The mapper function will be called for each node including text elements unless `map_ast` is called with
the third positional parameter `ignore_strings`, which is optional and defaults to `false`, set to `true`.
Depending on the return value of the mapper function the traversal will either
- `{new_tag, new_atts, ignored, new_meta}`
just replace the `tag`, `attribute` and `meta` values of the current node with the values of the returned
quadruple (ignoring `ignored` for facilitating nodes w/o transformation)
and then descend into the **original** content of the node.
- `{:replace, node}`
replaces the current node with `node` and does not descend anymore, but continues traversal on sibblings.
- {new_function, {new_tag, new_atts, ignored, new_meta}}
just replace the `tag`, `attribute` and `meta` values of the current node with the values of the returned
quadruple (ignoring `ignored` for facilitating nodes w/o transformation)

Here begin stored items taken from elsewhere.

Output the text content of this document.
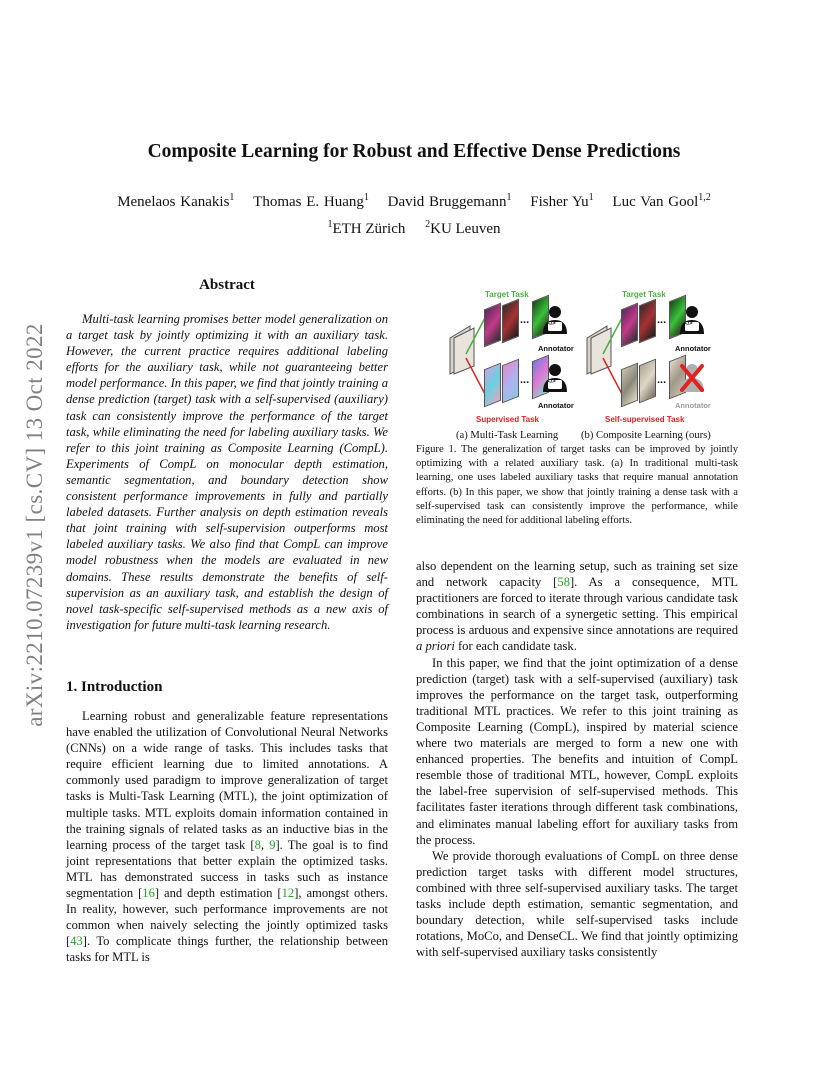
arXiv:2210.07239v1 [cs.CV] 13 Oct 2022
Composite Learning for Robust and Effective Dense Predictions
Menelaos Kanakis$^1$ Thomas E. Huang$^1$ David Bruggemann$^1$ Fisher Yu$^1$ Luc Van Gool$^{1,2}$
$^1$ETH Zürich $^2$KU Leuven
Abstract
Multi-task learning promises better model generalization on a target task by jointly optimizing it with an auxiliary task. However, the current practice requires additional labeling efforts for the auxiliary task, while not guaranteeing better model performance. In this paper, we find that jointly training a dense prediction (target) task with a self-supervised (auxiliary) task can consistently improve the performance of the target task, while eliminating the need for labeling auxiliary tasks. We refer to this joint training as Composite Learning (CompL). Experiments of CompL on monocular depth estimation, semantic segmentation, and boundary detection show consistent performance improvements in fully and partially labeled datasets. Further analysis on depth estimation reveals that joint training with self-supervision outperforms most labeled auxiliary tasks. We also find that CompL can improve model robustness when the models are evaluated in new domains. These results demonstrate the benefits of self-supervision as an auxiliary task, and establish the design of novel task-specific self-supervised methods as a new axis of investigation for future multi-task learning research.
1. Introduction
Learning robust and generalizable feature representations have enabled the utilization of Convolutional Neural Networks (CNNs) on a wide range of tasks. This includes tasks that require efficient learning due to limited annotations. A commonly used paradigm to improve generalization of target tasks is Multi-Task Learning (MTL), the joint optimization of multiple tasks. MTL exploits domain information contained in the training signals of related tasks as an inductive bias in the learning process of the target task [8, 9]. The goal is to find joint representations that better explain the optimized tasks. MTL has demonstrated success in tasks such as instance segmentation [16] and depth estimation [12], amongst others. In reality, however, such performance improvements are not common when naively selecting the jointly optimized tasks [43]. To complicate things further, the relationship between tasks for MTL is
Target Task
...	</>
Annotator
...	</>
Annotator
Supervised Task
Target Task
...	</>
Annotator
...
Annotator
Self-supervised Task
(a) Multi-Task Learning (b) Composite Learning (ours)
Figure 1. The generalization of target tasks can be improved by jointly optimizing with a related auxiliary task. (a) In traditional multi-task learning, one uses labeled auxiliary tasks that require manual annotation efforts. (b) In this paper, we show that jointly training a dense task with a self-supervised task can consistently improve the performance, while eliminating the need for additional labeling efforts.

also dependent on the learning setup, such as training set size and network capacity [58]. As a consequence, MTL practitioners are forced to iterate through various candidate task combinations in search of a synergetic setting. This empirical process is arduous and expensive since annotations are required a priori for each candidate task.

In this paper, we find that the joint optimization of a dense prediction (target) task with a self-supervised (auxiliary) task improves the performance on the target task, outperforming traditional MTL practices. We refer to this joint training as Composite Learning (CompL), inspired by material science where two materials are merged to form a new one with enhanced properties. The benefits and intuition of CompL resemble those of traditional MTL, however, CompL exploits the label-free supervision of self-supervised methods. This facilitates faster iterations through different task combinations, and eliminates manual labeling effort for auxiliary tasks from the process.

We provide thorough evaluations of CompL on three dense prediction target tasks with different model structures, combined with three self-supervised auxiliary tasks. The target tasks include depth estimation, semantic segmentation, and boundary detection, while self-supervised tasks include rotations, MoCo, and DenseCL. We find that jointly optimizing with self-supervised auxiliary tasks consistently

and then descend into the **original** content of the node but with the mapper function `new_function`
used for transformation of the AST.
**N.B.** The original mapper function will be used for transforming the sibbling nodes though.
takes a function that will be called for each node of the AST, where a leaf node is either a quadruple
like `{"code", [{"class", "inline"}], ["some code"], %{}}` or a text leaf like `"some code"`
The result of the function call must be
- for nodes → as described above
- for strings → strings or nodes
As an example let us transform an ast to have symbol keys
iex(1)> input = [
...(1)> {"h1", [], ["Hello"], %{title: true}},
...(1)> {"ul", [], [{"li", [], ["alpha"], %{}}, {"li", [], ["beta"], %{}}], %{}}]
...(1)> map_ast(input, fn {t, a, _, m} -> {String.to_atom(t), a, nil, m} end, true)
[ {:h1, [], ["Hello"], %{title: true}},
{:ul, [], [{:li, [], ["alpha"], %{}}, {:li, [], ["beta"], %{}}], %{}} ]
**N.B.** If this returning convention is not respected `map_ast` might not complain, but the resulting
transformation might not be suitable for `Earmark.Transform.transform` anymore. From this follows that
any function passed in as value of the `postprocessor:` option must obey to these conventions.
##### `map_ast_with`
this is like `map_ast` but like a reducer an accumulator can also be passed through.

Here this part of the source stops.